Information
- League: Negro American League;
- Location: Cleveland, Ohio
- Ballpark: Crosley Field (1942); League Park (1942-1948, 1950); Parkway Field (1949);
- Established: 1942
- Disbanded: 1950
- Nicknames: Cincinnati–Cleveland Buckeyes (1942); Cleveland Buckeyes (1943-1948); Louisville Buckeyes (1949); Cleveland Buckeyes (1950);
- Negro World Series championships: 1945
- League titles: 1945; 1947;

= Cleveland Buckeyes =

Negro League Baseball team (1942–1948)

The Cleveland Buckeyes were a Negro league baseball team that played from 1942 to 1950 in the Negro American League. The Buckeyes played in two Negro World Series, defeating the Washington Homestead Grays in 1945, and losing to the New York Cubans in 1947. They were based in Cincinnati for their first season and Louisville for their second-to-last season.

== Founding ==

The Buckeyes were established in 1942 as the Buckeyes Baseball Club, established initially in Cincinnati, Ohio (Ohio being the Buckeye State), scheduling seven league games in Cincinnati and nine in Cleveland, plus another five in Meadville, Pennsylvania. The following season, owner Ernest White of Erie made Cleveland the team's home city, where they played their games at League Park.

== Glory years ==

While in Cleveland, the team achieved great success, including winning a pair of Negro American League championships (1945, 1947) and a Negro League World Series title in 1945.

== Decline and demise ==

In 1949 the team moved again, to Louisville, Kentucky, but it was to no avail and the Louisville Buckeyes returned to Cleveland for the first two months of the 1950 season before disbanding.

== Home fields ==

The Buckeyes played their inaugural season's home games at Crosley Field in Cincinnati. After one season, they moved upstate to Cleveland and played at League Park until their demise, except for 1949 when they played at Parkway Field in Louisville, Kentucky.

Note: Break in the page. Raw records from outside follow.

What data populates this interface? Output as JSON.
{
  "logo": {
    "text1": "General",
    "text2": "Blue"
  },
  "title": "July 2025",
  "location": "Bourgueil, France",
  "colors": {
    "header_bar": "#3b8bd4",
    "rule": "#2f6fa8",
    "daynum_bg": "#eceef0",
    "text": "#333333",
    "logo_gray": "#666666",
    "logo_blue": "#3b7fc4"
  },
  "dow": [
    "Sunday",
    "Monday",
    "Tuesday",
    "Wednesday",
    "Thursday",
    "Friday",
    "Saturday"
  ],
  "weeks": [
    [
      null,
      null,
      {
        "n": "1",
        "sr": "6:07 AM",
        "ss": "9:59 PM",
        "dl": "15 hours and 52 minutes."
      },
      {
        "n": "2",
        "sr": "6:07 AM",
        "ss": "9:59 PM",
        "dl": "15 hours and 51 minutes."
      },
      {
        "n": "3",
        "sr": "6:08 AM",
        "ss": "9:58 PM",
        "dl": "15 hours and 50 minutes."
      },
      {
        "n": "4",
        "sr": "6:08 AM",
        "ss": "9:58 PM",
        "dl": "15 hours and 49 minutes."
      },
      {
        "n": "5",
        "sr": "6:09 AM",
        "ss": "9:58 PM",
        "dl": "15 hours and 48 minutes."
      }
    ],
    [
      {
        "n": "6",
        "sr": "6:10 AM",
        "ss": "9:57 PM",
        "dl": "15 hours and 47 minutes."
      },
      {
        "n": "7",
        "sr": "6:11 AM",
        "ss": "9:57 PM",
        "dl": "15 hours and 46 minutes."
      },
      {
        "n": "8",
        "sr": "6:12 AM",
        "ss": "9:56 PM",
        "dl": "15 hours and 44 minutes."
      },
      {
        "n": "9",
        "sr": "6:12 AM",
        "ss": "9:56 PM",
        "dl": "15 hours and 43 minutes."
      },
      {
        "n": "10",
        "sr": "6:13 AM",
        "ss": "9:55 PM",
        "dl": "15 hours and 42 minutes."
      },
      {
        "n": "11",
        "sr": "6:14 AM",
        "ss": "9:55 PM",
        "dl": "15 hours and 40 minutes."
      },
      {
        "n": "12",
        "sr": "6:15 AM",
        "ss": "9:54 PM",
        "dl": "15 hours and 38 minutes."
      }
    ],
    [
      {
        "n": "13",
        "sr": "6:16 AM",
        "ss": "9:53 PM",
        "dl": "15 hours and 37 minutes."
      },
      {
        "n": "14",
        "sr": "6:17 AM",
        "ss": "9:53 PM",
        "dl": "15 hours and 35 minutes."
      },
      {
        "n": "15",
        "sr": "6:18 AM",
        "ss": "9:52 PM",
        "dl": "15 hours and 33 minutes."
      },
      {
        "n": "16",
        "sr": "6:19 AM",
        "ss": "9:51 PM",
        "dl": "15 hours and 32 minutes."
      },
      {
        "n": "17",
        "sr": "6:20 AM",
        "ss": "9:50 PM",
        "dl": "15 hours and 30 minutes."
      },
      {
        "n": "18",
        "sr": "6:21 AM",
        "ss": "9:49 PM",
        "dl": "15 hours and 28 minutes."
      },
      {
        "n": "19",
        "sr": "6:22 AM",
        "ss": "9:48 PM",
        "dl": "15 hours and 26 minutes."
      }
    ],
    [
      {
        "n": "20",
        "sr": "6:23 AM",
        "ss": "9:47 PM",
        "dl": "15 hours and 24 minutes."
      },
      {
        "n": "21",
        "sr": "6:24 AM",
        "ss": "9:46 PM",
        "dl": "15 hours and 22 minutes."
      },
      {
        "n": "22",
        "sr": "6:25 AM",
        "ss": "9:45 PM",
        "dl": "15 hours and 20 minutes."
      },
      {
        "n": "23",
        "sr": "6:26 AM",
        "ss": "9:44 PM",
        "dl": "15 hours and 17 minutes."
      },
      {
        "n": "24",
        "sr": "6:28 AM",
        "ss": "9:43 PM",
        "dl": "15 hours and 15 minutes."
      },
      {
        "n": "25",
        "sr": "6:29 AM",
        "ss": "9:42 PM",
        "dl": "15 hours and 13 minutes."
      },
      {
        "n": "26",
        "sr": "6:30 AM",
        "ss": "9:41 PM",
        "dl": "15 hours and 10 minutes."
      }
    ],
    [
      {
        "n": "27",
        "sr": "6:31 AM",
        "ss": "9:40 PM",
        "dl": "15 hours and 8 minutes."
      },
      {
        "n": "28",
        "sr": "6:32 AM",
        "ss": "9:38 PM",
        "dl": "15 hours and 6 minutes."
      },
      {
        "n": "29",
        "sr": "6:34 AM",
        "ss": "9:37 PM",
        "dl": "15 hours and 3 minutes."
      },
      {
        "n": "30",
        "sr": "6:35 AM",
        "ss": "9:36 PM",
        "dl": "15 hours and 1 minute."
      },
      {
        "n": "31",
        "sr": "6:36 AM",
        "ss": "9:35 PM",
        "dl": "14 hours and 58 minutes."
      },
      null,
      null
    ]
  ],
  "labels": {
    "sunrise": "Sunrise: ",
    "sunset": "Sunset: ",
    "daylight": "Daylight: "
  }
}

== MLB throwback jerseys ==

On May 20, 2006, in Cleveland, the Pittsburgh Pirates and Cleveland Indians honored the Negro league teams by wearing the uniforms of the Homestead Grays and the Cleveland Buckeyes, respectively, during an inter-league game, as well as displaying the names on the scoreboard. The Pirates won the game 9–6.

On April 25, 2015, in Detroit, the Cleveland Indians and Detroit Tigers wore the uniforms of the Cleveland Buckeyes and Detroit Stars, respectively. Players' names were not displayed on the jerseys. Detroit won the game 4–1.

On May 7, 2017, in Kansas City, the Cleveland Indians and Kansas City Royals wore the uniforms of the Cleveland Buckeyes and Kansas City Monarchs, respectively. Players' names were not displayed on the jerseys. Cleveland won the game 1–0.